Der Beamte wußte gar wohl, warum er diese Antwort gab. Entfesselte er die Zigeunerin, so stand gewiß eine Enthüllung der Angelegenheit bevor, über welche der Kommissär am wenigsten Etwas erfahren durfte.

»Es ist Ihnen also unmöglich, meine Bitte zu erfüllen?«

»Leider!«

»So befehle ich es!«

Der Direktor blickte ihm halb verwundert und halb besorgt in das Gesicht. Es gab nur einen Ausweg:

»Ich darf auch diesen Befehl nicht berücksichtigen, Herr Doktor. Überhaupt habe ich Befehle zu erhalten nur von Vorgesetzten, welche Eigenschaft Sie allerdings nicht besitzen. Die Excellenz hat mir befohlen, Ihnen alle Auskunft zu ertheilen, nicht aber, Befehle von Ihnen entgegen zu nehmen!«

»Schön! Bitte, lesen Sie auch Dieses!«

Er zog ein zweites Schreiben hervor und überreichte es. Der Direktor erbleichte, als er seinen Inhalt überflog.

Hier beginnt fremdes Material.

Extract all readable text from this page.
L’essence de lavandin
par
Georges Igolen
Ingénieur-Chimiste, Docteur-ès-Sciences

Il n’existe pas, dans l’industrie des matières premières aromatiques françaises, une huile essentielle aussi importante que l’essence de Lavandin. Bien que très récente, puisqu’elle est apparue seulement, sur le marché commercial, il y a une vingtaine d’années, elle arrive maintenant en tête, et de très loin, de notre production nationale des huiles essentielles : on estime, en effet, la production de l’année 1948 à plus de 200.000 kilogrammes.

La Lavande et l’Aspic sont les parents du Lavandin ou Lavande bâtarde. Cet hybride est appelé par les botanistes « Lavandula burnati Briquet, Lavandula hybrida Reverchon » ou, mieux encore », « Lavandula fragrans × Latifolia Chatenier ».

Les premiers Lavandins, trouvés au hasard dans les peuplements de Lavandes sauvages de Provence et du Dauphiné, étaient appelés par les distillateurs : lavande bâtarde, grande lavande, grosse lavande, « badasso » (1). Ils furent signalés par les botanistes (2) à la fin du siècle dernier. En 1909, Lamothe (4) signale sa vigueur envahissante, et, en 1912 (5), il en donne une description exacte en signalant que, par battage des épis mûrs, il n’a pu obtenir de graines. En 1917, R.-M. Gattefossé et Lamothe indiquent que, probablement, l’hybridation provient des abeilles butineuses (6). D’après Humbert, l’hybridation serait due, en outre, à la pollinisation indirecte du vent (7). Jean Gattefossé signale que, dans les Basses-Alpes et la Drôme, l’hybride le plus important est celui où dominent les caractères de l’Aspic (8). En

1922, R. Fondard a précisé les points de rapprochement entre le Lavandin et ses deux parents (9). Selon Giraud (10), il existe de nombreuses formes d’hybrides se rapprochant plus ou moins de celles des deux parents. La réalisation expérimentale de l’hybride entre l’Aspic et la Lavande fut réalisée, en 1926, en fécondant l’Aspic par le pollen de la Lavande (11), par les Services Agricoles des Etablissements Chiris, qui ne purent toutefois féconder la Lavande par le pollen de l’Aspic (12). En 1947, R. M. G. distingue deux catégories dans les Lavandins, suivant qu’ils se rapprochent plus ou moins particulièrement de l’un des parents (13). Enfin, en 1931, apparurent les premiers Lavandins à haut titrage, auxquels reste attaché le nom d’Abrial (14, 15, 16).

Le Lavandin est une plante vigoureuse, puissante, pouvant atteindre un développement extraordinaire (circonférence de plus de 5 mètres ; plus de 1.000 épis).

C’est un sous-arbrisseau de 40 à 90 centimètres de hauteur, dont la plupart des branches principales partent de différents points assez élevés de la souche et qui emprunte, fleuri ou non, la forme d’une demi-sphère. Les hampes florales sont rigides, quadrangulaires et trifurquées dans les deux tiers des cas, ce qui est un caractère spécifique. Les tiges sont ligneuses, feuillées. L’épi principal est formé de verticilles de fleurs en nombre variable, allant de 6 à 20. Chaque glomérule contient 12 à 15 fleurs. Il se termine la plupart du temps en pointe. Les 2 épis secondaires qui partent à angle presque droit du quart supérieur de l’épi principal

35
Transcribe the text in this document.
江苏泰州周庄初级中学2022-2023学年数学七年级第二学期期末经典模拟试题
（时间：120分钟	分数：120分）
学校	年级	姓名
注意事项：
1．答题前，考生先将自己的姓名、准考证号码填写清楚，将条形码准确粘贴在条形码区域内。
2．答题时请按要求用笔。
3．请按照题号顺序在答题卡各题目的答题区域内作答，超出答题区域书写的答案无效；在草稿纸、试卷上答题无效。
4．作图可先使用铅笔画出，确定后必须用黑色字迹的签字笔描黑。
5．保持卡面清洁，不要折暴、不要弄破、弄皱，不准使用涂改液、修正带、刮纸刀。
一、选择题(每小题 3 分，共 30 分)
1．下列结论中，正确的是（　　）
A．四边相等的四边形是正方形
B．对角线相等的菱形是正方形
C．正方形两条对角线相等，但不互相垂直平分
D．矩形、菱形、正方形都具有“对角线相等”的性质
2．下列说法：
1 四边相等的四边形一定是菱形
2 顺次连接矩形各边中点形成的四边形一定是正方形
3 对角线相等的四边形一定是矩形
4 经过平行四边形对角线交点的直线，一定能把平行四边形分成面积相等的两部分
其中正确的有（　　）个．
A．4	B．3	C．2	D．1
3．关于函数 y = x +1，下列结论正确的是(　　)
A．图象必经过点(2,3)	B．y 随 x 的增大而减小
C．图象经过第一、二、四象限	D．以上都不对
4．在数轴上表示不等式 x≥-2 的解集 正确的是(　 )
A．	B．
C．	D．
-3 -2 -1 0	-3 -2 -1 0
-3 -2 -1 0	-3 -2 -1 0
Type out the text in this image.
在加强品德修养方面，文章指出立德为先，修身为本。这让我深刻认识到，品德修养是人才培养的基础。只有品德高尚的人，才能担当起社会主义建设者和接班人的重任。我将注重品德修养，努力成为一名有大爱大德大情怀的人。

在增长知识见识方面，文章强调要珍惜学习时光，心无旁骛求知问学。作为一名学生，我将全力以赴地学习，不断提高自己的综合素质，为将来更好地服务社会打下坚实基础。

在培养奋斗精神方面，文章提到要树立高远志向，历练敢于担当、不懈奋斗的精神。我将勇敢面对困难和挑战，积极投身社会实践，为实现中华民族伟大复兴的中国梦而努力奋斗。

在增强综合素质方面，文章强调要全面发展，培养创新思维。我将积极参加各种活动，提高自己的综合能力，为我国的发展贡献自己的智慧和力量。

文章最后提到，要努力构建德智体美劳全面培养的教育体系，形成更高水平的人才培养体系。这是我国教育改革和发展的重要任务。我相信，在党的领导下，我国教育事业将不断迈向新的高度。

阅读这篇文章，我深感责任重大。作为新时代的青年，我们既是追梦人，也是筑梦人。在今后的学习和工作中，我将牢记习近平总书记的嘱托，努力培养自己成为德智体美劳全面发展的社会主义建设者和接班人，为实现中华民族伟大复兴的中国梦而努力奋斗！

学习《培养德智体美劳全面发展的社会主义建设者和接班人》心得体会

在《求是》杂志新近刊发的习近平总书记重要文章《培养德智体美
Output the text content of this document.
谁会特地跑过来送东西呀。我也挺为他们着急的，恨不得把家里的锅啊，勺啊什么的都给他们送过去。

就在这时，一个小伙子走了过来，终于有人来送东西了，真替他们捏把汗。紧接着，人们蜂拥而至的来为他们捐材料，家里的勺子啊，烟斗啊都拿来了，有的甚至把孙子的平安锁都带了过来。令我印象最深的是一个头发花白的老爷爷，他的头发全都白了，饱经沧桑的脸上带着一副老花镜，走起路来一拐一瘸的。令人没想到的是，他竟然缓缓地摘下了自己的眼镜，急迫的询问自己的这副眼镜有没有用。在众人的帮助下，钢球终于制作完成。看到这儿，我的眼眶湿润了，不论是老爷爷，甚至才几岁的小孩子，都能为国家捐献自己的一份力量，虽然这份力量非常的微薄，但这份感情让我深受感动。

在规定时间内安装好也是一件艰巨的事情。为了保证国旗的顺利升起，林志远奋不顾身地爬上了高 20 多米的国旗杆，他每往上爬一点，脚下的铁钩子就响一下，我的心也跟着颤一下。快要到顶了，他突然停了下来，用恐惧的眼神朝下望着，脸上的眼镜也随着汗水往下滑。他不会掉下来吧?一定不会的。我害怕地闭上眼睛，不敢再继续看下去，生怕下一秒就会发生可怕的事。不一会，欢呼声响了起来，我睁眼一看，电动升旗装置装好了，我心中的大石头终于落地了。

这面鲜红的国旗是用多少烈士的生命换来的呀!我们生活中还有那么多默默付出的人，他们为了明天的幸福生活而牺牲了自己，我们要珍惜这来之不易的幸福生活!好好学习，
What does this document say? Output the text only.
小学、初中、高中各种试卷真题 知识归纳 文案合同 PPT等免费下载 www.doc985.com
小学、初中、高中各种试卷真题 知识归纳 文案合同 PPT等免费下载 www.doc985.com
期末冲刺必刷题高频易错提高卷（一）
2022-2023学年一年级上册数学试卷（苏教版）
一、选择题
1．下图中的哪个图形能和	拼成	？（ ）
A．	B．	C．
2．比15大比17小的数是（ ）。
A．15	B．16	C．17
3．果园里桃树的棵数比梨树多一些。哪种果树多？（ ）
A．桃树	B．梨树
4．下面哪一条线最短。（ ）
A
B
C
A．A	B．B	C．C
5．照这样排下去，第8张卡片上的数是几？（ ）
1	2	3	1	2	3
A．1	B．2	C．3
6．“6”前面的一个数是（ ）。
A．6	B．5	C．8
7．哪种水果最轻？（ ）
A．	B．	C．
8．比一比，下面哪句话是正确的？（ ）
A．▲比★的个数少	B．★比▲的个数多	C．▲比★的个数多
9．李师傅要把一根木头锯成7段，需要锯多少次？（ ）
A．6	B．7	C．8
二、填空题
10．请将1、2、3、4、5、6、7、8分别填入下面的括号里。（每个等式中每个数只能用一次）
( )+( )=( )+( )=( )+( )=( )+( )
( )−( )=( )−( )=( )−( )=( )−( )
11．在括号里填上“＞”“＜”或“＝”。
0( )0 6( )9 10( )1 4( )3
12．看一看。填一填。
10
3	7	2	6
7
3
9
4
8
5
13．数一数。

»Sie sehen, Herr Direktor, daß es mir allerdings hier zusteht, jede mir beliebige Verfügung zu treffen; diese eigenhändige Instruktion Seiner Majestät muß Sie davon überzeugen. Lassen Sie diese Frau nicht sofort entfesseln, so entsetze ich Sie auf der Stelle Ihres Amtes!«

Diese Drohung hatte einen augenblicklichen Erfolg. Der Direktor war der Wärterin sogar selbst behilflich, die Jacke aufzuschnallen und die Klammern zu lösen. Kaum vermochte die Gemarterte, wieder frei zu athmen, so verstummte ihr Geschrei; aber eine Aufklärung ihrerseits hatte der Beamte nicht zu befürchten; sie sank besinnungslos zu Boden. Er sollte aber die Überzeugung erhalten, daß der Kommissär besser unterrichtet sei als er selbst.

»Sie sprachen vorhin von den Einlieferungsakten dieser Kranken, die Sie noch nicht studirt haben?«

»Allerdings.«

»Sie haben dieselben aber bereits in Ihrer Hand gehabt?«

»Ja.«

»Sie lügen!«

»Herr Doktor – —!«

»Ich wiederhole es, Sie lügen. Bitte, schicken Sie sofort, sie herbeiholen zu lassen!«

»Ich glaube – ich hoffe, Herr Doktor, daß – ich wollte sagen —«

»Nun, was wollten Sie sagen?«

»Daß diese Akten allerdings nicht ganz die gewöhnliche Form besitzen – »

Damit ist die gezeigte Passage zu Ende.